Details
-
Bug
-
Status: Open
-
Major
-
Resolution: Unresolved
-
1.4.0
-
None
-
None
Description
While reviewing DN metrics, I noticed the sum of Used, Available, and Reserved is different from the actual volume size. I don't survey Jira deeply for existing similar issues, so I'm appreciate tell me similar issues if you know. We experienced this issue in two clusters. Cluster #1 gains much data and experienced disk full many times.
Example 1: Cluster #1
This cluster is consisted from 36 nodes. Each node has 36 24 of 14 TB HDD drives. Expected total capacity per a single node is calculated by: 36 bays * 14 TB * 10^12 / 1024^4 = 458 TiB, so the sum of volume_info_metrics_{used,available,reserved} should be equal to 458 TiB. However, we experience differ results.

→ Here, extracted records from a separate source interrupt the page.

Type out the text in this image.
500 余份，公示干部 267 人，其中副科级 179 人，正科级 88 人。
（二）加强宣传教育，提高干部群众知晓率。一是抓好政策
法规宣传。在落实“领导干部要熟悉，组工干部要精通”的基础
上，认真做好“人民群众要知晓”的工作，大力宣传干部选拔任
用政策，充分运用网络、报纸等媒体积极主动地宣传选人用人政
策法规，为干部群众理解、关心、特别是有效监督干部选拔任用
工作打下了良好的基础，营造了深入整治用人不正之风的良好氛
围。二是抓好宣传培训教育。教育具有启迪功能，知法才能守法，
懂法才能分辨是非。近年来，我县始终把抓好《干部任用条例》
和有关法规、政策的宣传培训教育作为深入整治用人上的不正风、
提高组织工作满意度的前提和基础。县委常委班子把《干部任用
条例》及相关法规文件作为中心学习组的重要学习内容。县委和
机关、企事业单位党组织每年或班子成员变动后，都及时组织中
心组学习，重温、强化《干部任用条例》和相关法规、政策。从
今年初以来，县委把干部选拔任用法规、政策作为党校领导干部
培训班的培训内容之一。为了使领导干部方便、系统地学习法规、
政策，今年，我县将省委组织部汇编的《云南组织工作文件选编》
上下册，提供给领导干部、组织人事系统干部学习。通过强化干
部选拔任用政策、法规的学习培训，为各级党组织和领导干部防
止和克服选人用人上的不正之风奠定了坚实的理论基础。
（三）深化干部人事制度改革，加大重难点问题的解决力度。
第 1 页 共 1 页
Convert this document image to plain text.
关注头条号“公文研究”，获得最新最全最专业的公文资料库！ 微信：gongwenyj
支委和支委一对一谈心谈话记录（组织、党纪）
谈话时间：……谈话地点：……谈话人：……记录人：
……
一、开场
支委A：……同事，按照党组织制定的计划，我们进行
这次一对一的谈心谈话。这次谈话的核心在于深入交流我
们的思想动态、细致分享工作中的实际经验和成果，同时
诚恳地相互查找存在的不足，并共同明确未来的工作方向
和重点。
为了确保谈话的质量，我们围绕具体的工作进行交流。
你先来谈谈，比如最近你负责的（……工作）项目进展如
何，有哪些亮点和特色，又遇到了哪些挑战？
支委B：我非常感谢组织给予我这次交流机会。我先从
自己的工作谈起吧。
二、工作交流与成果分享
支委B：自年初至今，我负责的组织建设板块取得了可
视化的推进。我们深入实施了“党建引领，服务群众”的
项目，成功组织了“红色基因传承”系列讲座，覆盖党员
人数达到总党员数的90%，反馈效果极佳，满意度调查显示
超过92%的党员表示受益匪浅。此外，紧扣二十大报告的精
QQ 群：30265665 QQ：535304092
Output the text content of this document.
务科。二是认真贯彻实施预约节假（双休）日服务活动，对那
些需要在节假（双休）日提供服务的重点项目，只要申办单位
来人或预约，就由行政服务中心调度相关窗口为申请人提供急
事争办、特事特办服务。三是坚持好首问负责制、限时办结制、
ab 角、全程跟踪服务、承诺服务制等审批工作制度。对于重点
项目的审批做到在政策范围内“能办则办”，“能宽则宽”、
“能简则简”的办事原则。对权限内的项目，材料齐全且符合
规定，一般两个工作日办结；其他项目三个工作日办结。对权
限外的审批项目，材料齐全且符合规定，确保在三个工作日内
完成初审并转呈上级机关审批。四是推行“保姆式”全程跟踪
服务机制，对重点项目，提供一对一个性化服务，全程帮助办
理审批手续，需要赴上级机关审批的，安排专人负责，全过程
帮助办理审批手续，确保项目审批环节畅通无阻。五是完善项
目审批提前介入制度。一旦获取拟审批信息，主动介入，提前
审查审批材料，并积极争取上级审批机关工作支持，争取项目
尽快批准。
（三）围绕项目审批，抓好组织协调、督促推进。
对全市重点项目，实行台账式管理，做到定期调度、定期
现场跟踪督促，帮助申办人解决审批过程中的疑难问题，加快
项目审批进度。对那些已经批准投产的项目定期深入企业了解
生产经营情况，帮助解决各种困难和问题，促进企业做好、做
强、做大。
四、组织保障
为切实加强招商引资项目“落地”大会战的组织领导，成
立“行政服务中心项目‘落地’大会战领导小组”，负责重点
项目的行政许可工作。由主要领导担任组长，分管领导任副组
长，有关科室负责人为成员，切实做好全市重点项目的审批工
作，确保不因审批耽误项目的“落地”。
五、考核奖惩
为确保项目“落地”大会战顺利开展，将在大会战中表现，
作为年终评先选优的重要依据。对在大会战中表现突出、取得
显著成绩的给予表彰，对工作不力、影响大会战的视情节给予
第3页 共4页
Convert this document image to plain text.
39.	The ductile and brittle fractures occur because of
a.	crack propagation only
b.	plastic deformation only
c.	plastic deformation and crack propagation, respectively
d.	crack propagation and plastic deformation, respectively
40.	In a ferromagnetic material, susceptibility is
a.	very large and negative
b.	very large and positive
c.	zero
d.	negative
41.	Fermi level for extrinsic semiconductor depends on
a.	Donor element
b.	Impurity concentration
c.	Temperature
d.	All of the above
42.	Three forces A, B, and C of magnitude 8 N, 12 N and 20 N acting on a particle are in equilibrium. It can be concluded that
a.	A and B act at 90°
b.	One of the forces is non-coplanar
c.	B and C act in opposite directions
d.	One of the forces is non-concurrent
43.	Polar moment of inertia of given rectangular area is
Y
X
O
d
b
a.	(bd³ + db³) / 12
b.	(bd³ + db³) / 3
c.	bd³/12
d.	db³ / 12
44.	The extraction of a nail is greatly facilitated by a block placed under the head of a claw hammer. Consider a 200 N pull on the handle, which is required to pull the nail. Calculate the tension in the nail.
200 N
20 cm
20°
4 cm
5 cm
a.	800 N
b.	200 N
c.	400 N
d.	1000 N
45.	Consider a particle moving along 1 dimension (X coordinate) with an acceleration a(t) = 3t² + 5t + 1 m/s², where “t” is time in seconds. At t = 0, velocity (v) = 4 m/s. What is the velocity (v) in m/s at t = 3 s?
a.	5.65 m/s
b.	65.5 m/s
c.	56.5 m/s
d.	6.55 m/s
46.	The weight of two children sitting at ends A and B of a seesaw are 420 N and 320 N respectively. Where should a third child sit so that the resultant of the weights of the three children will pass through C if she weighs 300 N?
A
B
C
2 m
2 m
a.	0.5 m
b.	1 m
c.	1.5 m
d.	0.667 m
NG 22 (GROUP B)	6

The cluster1.png shows a stacked bar graph. Reported metrics are vary and exceeds 458 TiB.
Example 2: Cluster #2
This is another example and each node has 12 of 14 TB HDD drives. Expected total capacity per a single node is calculated by: 12 bays * 14 TB * 10^12 / 1024^4 = 153 TiB.
The cluster2.png shows a stacked bar graph. Reported metrics is almost same among DNs but some exceptions exceed the physical capacity.